UH faculty members issue recommendations on containing COVID-19

University of Hawaiʻi at Mānoa
Contact:
Robert Perkinson, (808) 351-8076
Associate Professor, American Studies
Posted: Apr 17, 2020


The state of Hawaiʻi should accelerate its public health response to the COVID-19 pandemic, according to a group of University of Hawaiʻi at Mānoa faculty. They have issued a 16-page report Crush the Curve: Urgent Steps Hawai‘i Can Take to Contain the Covid-19 Pandemic that includes the following recommendations:

  • Increase patient and surveillance testing with a focus on patients with milder symptoms, at-risk populations (nursing home residents, prisoners, etc.) and essential workers.

  • Expand the number of employees assigned to contact tracing that could include activating National Guard units and initiating scores of emergency hires.

  • Significantly increase the use of vacant hotel capacity to isolate every individual who tests positive and to provide housing for front-line responders and especially vulnerable persons for the duration of the crisis.

“The intention of this report is not to criticize the state’s efforts in responding to this crisis as Hawai‘i has truly come together to get through this first wave of the epidemic,” said UH Mānoa Professor Robert Perkinson, a specialist in criminal justice and one of the report’s authors. “What we wanted to do was highlight areas we see could improve the response moving forward.
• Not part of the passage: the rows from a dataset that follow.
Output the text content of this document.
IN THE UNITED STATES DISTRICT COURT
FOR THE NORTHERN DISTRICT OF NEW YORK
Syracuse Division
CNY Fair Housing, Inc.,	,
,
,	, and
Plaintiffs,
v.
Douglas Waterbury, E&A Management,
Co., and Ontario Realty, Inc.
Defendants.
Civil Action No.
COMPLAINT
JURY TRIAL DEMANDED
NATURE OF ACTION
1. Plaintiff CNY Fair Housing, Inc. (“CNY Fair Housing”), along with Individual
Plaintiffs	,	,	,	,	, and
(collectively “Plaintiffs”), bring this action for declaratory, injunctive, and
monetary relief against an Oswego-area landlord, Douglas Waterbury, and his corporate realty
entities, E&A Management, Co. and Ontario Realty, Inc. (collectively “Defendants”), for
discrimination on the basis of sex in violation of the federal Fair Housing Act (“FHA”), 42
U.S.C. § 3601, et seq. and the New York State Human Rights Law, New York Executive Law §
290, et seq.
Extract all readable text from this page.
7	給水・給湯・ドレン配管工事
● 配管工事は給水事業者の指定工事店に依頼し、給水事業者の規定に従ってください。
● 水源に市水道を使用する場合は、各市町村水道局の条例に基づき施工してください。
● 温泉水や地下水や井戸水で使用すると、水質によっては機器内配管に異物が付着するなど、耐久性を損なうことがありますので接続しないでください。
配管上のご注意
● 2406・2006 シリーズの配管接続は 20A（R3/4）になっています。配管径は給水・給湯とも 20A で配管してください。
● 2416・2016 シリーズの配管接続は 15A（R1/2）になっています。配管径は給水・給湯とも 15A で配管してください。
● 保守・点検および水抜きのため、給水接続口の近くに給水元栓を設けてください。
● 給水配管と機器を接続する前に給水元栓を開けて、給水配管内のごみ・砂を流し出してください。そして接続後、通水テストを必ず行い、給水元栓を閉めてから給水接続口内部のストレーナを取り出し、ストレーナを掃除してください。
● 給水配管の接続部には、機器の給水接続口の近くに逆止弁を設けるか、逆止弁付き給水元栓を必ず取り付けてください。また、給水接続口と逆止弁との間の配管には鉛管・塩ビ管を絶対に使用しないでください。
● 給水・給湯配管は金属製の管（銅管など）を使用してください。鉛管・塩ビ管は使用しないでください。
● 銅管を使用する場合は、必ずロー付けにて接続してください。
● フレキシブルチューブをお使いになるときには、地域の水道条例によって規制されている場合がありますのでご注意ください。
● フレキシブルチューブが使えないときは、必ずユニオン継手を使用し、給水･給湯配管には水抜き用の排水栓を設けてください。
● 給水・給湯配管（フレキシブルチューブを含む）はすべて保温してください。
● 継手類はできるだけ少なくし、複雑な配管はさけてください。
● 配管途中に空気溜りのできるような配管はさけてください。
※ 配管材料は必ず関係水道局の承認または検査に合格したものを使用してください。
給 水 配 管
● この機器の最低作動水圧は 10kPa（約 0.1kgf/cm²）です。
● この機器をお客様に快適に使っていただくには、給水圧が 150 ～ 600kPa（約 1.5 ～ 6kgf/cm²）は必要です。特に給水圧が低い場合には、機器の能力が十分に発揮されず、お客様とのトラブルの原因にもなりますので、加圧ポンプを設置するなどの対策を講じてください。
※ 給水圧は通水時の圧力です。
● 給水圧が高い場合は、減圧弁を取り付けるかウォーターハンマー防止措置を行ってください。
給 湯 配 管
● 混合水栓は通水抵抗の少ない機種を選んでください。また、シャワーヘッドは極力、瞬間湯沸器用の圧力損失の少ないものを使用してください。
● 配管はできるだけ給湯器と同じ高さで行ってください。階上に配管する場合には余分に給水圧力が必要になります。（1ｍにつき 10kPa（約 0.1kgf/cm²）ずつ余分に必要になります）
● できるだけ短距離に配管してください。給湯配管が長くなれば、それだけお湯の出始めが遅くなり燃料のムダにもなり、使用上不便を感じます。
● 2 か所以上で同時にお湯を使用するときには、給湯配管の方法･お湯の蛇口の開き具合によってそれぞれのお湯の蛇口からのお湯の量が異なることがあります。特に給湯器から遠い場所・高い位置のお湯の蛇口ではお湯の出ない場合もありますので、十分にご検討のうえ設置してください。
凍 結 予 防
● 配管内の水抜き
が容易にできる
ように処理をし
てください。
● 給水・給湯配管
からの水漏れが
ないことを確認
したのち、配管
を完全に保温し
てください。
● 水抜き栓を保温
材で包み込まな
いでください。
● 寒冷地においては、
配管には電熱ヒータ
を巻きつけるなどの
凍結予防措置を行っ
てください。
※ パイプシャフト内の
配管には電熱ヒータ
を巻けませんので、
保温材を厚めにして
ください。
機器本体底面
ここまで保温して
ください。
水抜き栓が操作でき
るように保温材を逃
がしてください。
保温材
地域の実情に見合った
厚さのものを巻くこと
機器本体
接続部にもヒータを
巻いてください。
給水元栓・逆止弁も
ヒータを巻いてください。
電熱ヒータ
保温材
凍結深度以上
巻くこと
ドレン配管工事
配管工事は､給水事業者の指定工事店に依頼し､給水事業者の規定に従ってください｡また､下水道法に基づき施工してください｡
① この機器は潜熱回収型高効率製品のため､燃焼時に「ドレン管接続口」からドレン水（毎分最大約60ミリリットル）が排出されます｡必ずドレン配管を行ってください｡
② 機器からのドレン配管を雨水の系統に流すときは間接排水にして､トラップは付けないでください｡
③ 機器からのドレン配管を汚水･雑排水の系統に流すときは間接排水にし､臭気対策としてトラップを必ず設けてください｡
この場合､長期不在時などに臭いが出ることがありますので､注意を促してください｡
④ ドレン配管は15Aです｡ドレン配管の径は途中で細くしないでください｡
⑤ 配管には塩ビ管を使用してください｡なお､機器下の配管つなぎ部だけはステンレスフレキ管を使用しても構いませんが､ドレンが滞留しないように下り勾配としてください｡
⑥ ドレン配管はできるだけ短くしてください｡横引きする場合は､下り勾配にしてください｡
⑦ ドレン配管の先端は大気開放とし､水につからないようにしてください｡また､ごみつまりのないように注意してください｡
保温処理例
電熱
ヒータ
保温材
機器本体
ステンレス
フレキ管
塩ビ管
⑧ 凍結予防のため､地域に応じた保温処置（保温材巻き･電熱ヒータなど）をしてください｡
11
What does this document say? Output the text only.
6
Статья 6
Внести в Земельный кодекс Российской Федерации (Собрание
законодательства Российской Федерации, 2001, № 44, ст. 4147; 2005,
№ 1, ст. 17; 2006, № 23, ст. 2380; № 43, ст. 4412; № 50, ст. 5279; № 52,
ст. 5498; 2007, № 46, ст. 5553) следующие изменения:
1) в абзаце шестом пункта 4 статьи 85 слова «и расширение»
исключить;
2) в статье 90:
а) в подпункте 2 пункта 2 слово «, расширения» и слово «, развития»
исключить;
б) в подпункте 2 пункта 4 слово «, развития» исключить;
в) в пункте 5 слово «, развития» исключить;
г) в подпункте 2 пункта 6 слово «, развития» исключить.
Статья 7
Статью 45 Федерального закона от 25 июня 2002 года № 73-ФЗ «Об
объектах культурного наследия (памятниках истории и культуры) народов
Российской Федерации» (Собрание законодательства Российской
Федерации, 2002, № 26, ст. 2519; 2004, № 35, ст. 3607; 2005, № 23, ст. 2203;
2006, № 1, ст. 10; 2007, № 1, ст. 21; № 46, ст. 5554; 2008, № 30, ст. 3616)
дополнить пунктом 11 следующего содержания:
Unless we add capacity to trace every infection and isolate everyone who tests positive, we are still in grave danger. This is an illness that has punished caution and delay all over the world.”

The report was authored by an interdisciplinary team of faculty members coordinated by the UH Mānoa Public Policy Center. It is based on consultations with experts in multiple fields, including epidemiology, virology, economics and disaster response. The report analyzes Hawai‘i’s actions in four key areas of emergency response to emerging infectious disease: social distancing, diagnostic testing, contact tracing and isolation and quarantine. State and municipal authorities have made progress in each area but the researchers are urging more action.

“We have a real opportunity to defeat COVID-19 in Hawai‘i,” adds UH Mānoa John A. Burns School of Medicine Professor Seiji Yamada, one of the report’s co-authors. “Only if we deploy the full arsenal of public health tools, not just social distancing but widespread testing, tracing, isolation and quarantine.”

Colin Moore, director of UH’s Public Policy Center, notes that the report synthesizes the recommendations of experts across the university and is in sync with recommendations of public health experts worldwide. “These steps will be difficult and costly to implement,” he said, “but if we are to safely restart the economy, they are absolutely necessary.”

Managing COVID-19 until a large portion of the world’s population is vaccinated will require a substantial buildout of the state’s public health capacity. The researchers conclude that investment and appropriate action now will save lives and better position Hawai‘i for recovery.